Autonomous benchmark-driven skill optimisation for OpenClaw. Inspired by Andrej Karpathy's autoresearch — the same modify → test → score → keep/discard loop, applied to agent skill quality instead of GPU training.

Trigger Phrases

  • "optimise my weather skill"
  • "run autooptimise on [skill-name]"
  • "benchmark my [skill-name] skill"
  • "improve my skill overnight"

Key Files

FilePurpose
benchmark/tasks.jsonTest task suite (prompts + expected qualities)
benchmark/scorer.mdLLM judge scoring rubric
runner/run_experiment.mdAutonomous loop instructions (load this next)
runner/experiment_log.mdAuto-created run log (gitignored)

How to Run

  1. Read runner/run_experiment.md — it contains the full loop instructions
  2. Confirm the target skill with the user if not specified
  3. Execute the loop (max 3 iterations)
  4. Present proposed changes for human approval — never auto-apply

Scoring

Use the best available LLM judge model (prefer a strong reasoning model).

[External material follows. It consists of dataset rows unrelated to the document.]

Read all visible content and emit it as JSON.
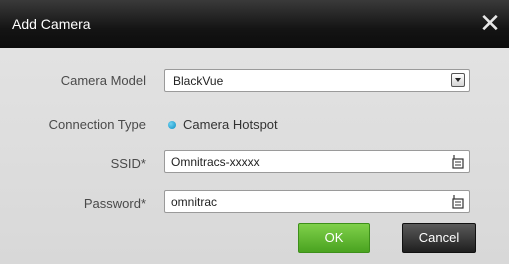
{
  "window": {
    "title": "Add Camera",
    "close_glyph": "✕"
  },
  "form": {
    "camera_model": {
      "label": "Camera Model",
      "value": "BlackVue"
    },
    "connection_type": {
      "label": "Connection Type",
      "option": "Camera Hotspot",
      "selected": true
    },
    "ssid": {
      "label": "SSID*",
      "value": "Omnitracs-xxxxx"
    },
    "password": {
      "label": "Password*",
      "value": "omnitrac"
    }
  },
  "buttons": {
    "ok_label": "OK",
    "cancel_label": "Cancel"
  },
  "colors": {
    "accent_ok": "#5cb82c",
    "radio": "#1aa0d0"
  }
}
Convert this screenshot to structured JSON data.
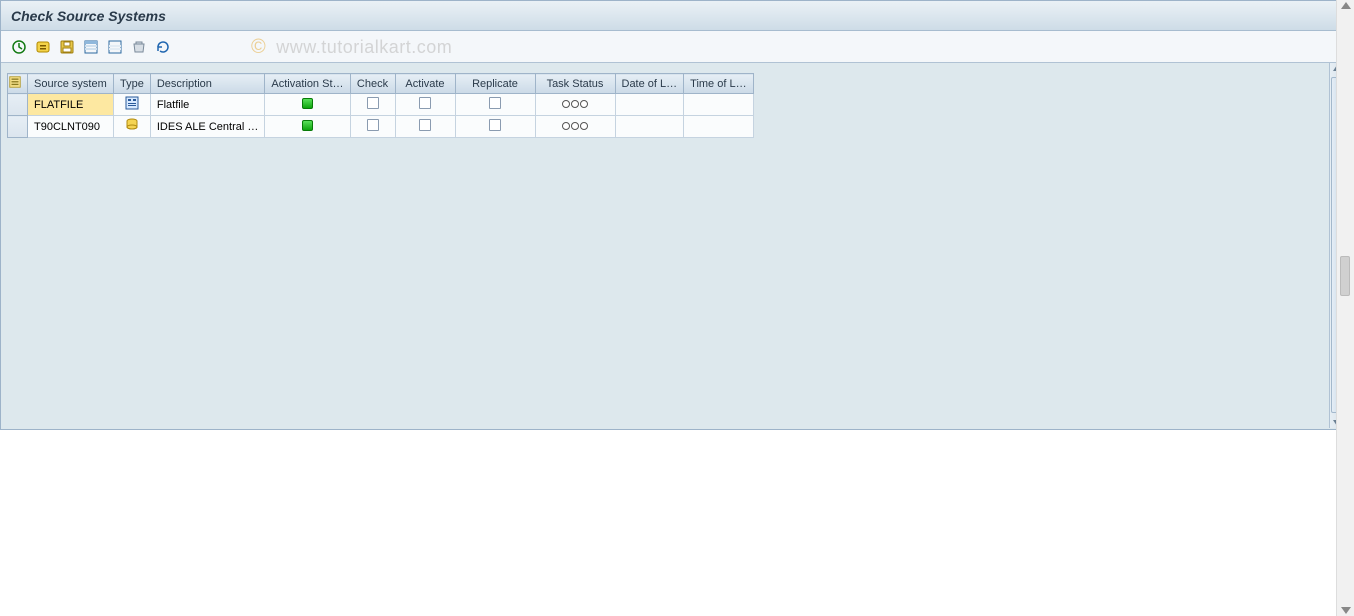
{
  "header": {
    "title": "Check Source Systems"
  },
  "watermark": {
    "copyright": "©",
    "text": "www.tutorialkart.com"
  },
  "toolbar": {
    "execute": "Execute",
    "variant": "Variant",
    "save": "Save",
    "select_all": "Select All",
    "deselect": "Deselect All",
    "refresh": "Refresh",
    "log": "Log"
  },
  "grid": {
    "headers": {
      "select": "",
      "source_system": "Source system",
      "type": "Type",
      "description": "Description",
      "activation": "Activation St…",
      "check": "Check",
      "activate": "Activate",
      "replicate": "Replicate",
      "task_status": "Task Status",
      "date": "Date of L…",
      "time": "Time of L…"
    },
    "rows": [
      {
        "source_system": "FLATFILE",
        "type_icon": "flatfile",
        "description": "Flatfile",
        "activation": "green",
        "check": false,
        "activate": false,
        "replicate": false,
        "task_status": "ooo",
        "date": "",
        "time": "",
        "selected": true
      },
      {
        "source_system": "T90CLNT090",
        "type_icon": "sapclient",
        "description": "IDES ALE Central …",
        "activation": "green",
        "check": false,
        "activate": false,
        "replicate": false,
        "task_status": "ooo",
        "date": "",
        "time": "",
        "selected": false
      }
    ]
  }
}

Score each task 0–10 on:

  • Accuracy — correct answer / correct tool called
  • Conciseness — no padding, no unnecessary text
  • Tool usage — right tool, right parameters
  • Formatting — output matches expected format

Full rubric: benchmark/scorer.md

Safety Rules

  • Never auto-apply changes. Always present a diff and wait for explicit human approval.
  • Never modify benchmark/tasks.json or benchmark/scorer.md during a run.
  • Never exceed 3 iterations per run in v0.1.
  • Log every action to runner/experiment_log.md.